Feature #4566
openadd an option to force nuke and restart test when stale jobs are found
0%
Description
Rather than fail the test execution when stale jobs are found can we add an option to the yaml that instructs it to nuke then re-attempt the test script?
Updated by Sage Weil about 11 years ago
- Translation missing: en.field_story_points set to 3.00
Updated by Ian Colle about 11 years ago
- Target version deleted (
v0.62a)
3767 should prevent stale jobs, but we should still do this (at a lower priority) on the off chance any still occur.
Updated by Sam Lang about 11 years ago
I can see this being useful if you're doing teuthology runs on a set of locked nodes over and over, and you don't want to manually run teuthology-nuke if you get a stale jobs error. If you're letting the locker allocate nodes for your run though, automatically cleaning up a previous run is problematic, since we may need to go and investigate that log data.

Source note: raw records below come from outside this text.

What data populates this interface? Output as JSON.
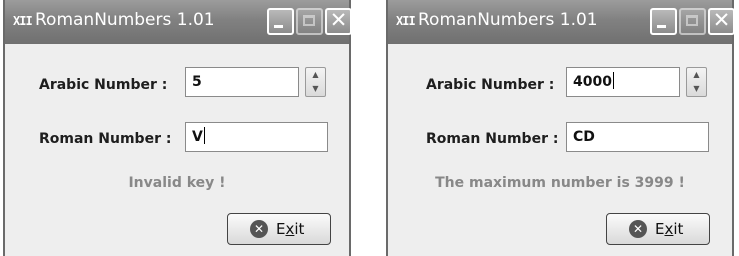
{
  "windows": [
    {
      "title": "RomanNumbers 1.01",
      "app_icon": "XII",
      "arabic_label": "Arabic Number :",
      "arabic_value": "5",
      "roman_label": "Roman Number :",
      "roman_value": "V",
      "message": "Invalid key !",
      "exit_pre": "E",
      "exit_ul": "x",
      "exit_post": "it"
    },
    {
      "title": "RomanNumbers 1.01",
      "app_icon": "XII",
      "arabic_label": "Arabic Number :",
      "arabic_value": "4000",
      "roman_label": "Roman Number :",
      "roman_value": "CD",
      "message": "The maximum number is 3999 !",
      "exit_pre": "E",
      "exit_ul": "x",
      "exit_post": "it"
    }
  ],
  "icons": {
    "close": "✕",
    "exit": "✕",
    "spin_up": "▲",
    "spin_down": "▼"
  },
  "colors": {
    "titlebar": "#818181",
    "window_bg": "#eeeeee",
    "message": "#888888"
  }
}
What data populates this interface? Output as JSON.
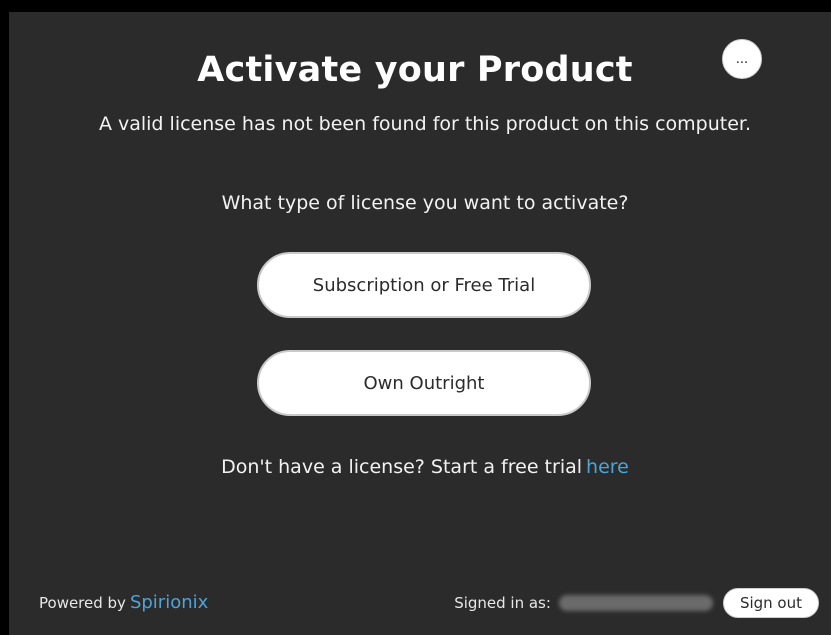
{
  "dialog": {
    "title": "Activate your Product",
    "more_button_label": "...",
    "subtitle": "A valid license has not been found for this product on this computer.",
    "question": "What type of license you want to activate?",
    "options": [
      {
        "label": "Subscription or Free Trial"
      },
      {
        "label": "Own Outright"
      }
    ],
    "trial_prompt": "Don't have a license? Start a free trial",
    "trial_link": "here"
  },
  "footer": {
    "powered_by": "Powered by",
    "brand": "Spirionix",
    "signed_in_label": "Signed in as:",
    "email": "",
    "sign_out_label": "Sign out"
  },
  "colors": {
    "background": "#2b2b2b",
    "accent": "#4ea3d8",
    "button_bg": "#ffffff"
  }
}
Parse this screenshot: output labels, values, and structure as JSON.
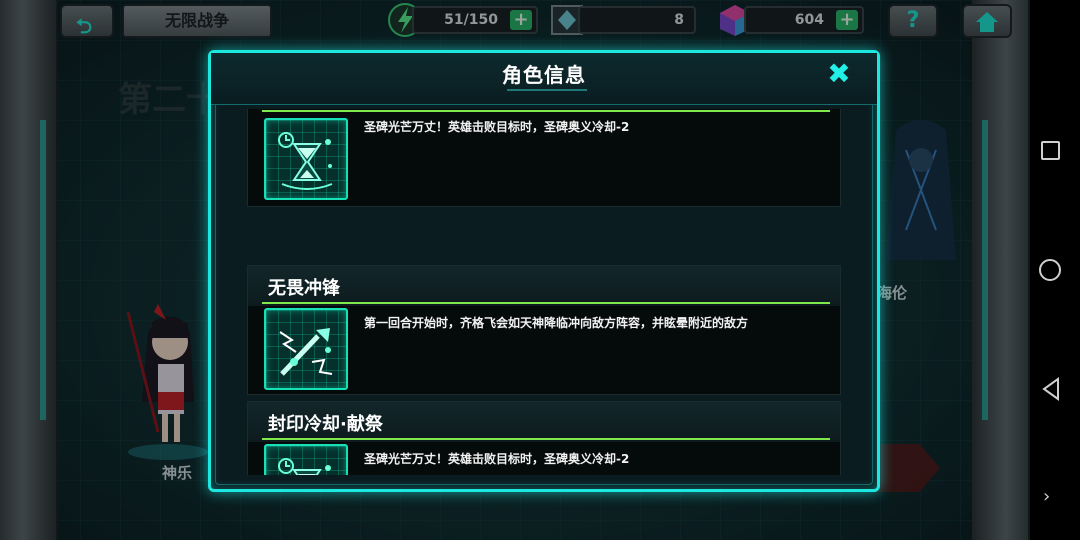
{
  "topbar": {
    "mode_title": "无限战争",
    "energy_value": "51/150",
    "crystal_value": "8",
    "gem_value": "604",
    "help_glyph": "?",
    "plus_glyph": "+"
  },
  "background": {
    "chapter_text": "第二十",
    "left_character_name": "神乐",
    "right_character_name": "争海伦"
  },
  "dialog": {
    "title": "角色信息",
    "close_glyph": "✖",
    "skills": [
      {
        "name": "",
        "description": "圣碑光芒万丈！英雄击败目标时，圣碑奥义冷却-2",
        "icon": "hourglass-icon"
      },
      {
        "name": "无畏冲锋",
        "description": "第一回合开始时，齐格飞会如天神降临冲向敌方阵容，并眩晕附近的敌方",
        "icon": "charge-strike-icon"
      },
      {
        "name": "封印冷却·献祭",
        "description": "圣碑光芒万丈！英雄击败目标时，圣碑奥义冷却-2",
        "icon": "hourglass-icon"
      }
    ]
  },
  "colors": {
    "accent_cyan": "#1de8e0",
    "skill_divider_green": "#7de94a",
    "icon_teal": "#17e0b6",
    "plus_green": "#2ab56c"
  },
  "navbar": {
    "icons": [
      "square-recents-icon",
      "circle-home-icon",
      "triangle-back-icon",
      "chevron-right-icon"
    ]
  }
}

A bug like this one has come up before (and been rejected), although I can't find it in my searching. Its a bit of a philosophical issue: if a test fails, do we want to allow an automated step to blow away the failure info, or should we always require manual intervention so that we ensure the reasons for failure are always being verified?
The fixes proposed in #3637 should avoid the need for an option, but we will still need something to go back and cleanup old test directories that we have already investigated or really don't care about.